He is also highly sceptical of the "declinist" tradition in British history. He points out that Britain could not possibly have retained its former proportions of world output and trade once other nations industrialised. And he argues that the belief that other countries gave higher priority to science, technology and those qualified in them is rooted more in assumptions than in evidence.
How, one has to wonder, did British historians miss the story? Edgerton alleges neither grand conspiracy nor collective incompetence. What he suggests is that underlying assumptions made them ask the wrong questions.
"One of the things British historians have not been good at examining is their own assumptions," he says.
Getting national stories wrong, not least through misplaced comparison with other nations, is not an exclusively British failing. Our self-image as an, in essence, pacific nation that wages war reluctantly has echoes in modern assumptions among Americans about themselves. Edgerton says: "Britain is good at warfare and it had what Americans term a military-industrial complex - with a close relationship between the state, research and a large, successful military industrial sector - some time before they did."
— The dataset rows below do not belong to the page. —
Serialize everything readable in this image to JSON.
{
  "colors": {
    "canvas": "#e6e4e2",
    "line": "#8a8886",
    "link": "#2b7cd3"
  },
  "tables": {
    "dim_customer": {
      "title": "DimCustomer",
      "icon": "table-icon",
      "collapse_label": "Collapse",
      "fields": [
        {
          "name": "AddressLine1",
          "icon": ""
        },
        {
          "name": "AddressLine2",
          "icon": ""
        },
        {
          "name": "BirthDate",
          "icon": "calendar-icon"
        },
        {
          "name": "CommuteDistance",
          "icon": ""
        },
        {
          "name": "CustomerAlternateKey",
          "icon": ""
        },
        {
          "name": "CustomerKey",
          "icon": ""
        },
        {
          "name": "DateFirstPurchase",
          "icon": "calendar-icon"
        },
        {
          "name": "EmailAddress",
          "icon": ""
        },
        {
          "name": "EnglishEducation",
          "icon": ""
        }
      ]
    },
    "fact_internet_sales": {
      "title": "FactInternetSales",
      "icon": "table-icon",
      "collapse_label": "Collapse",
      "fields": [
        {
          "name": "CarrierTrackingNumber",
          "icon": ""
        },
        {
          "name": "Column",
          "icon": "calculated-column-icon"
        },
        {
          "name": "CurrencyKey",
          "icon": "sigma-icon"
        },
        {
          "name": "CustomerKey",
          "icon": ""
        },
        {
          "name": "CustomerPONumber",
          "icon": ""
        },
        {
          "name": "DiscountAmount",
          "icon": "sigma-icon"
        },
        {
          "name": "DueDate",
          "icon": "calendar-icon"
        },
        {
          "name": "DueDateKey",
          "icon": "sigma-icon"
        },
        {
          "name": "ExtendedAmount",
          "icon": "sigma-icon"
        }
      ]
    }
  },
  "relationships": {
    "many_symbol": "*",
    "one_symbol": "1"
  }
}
The preoccupations of British history do not help. "It tends to be interested in policy, biography and parties. There is less interest in science and business, in Whitehall as opposed to Westminister, and in what is actually happening as opposed to what the policies say should happen."
He singles out social historian Keith Middlemass's Politics in an Industrial Society as an exception. "It asked questions about Britain that are normally asked only about continental countries, where it is assumed that the state has a significant role."
The warfare state was seldom in the political front line, so it rarely attracted the serious attention of high-profile ministers. Edgerton cites the Ministry of Supply in Clement Attlee's immediate postwar Labour Government. Economically, it was hugely important, yet it was headed by second-division ministers. First was John Wilmot. He was sacked with laconic brutality and, when he asked Attlee for an explanation, he was told he was "not up to it". Then came the wealthy leftwing maverick George Strauss. The ministry's press officer felt Attlee had created "the most important ministry in the country". Attlee saw the ministry as "purely administrative", yet its purchasing power and influence on research policy were huge. Edgerton suggests Attlee, generally regarded as Labour's best prime minister, did not understand the role of the state, and he gives a better rating to the much-criticised Harold Wilson.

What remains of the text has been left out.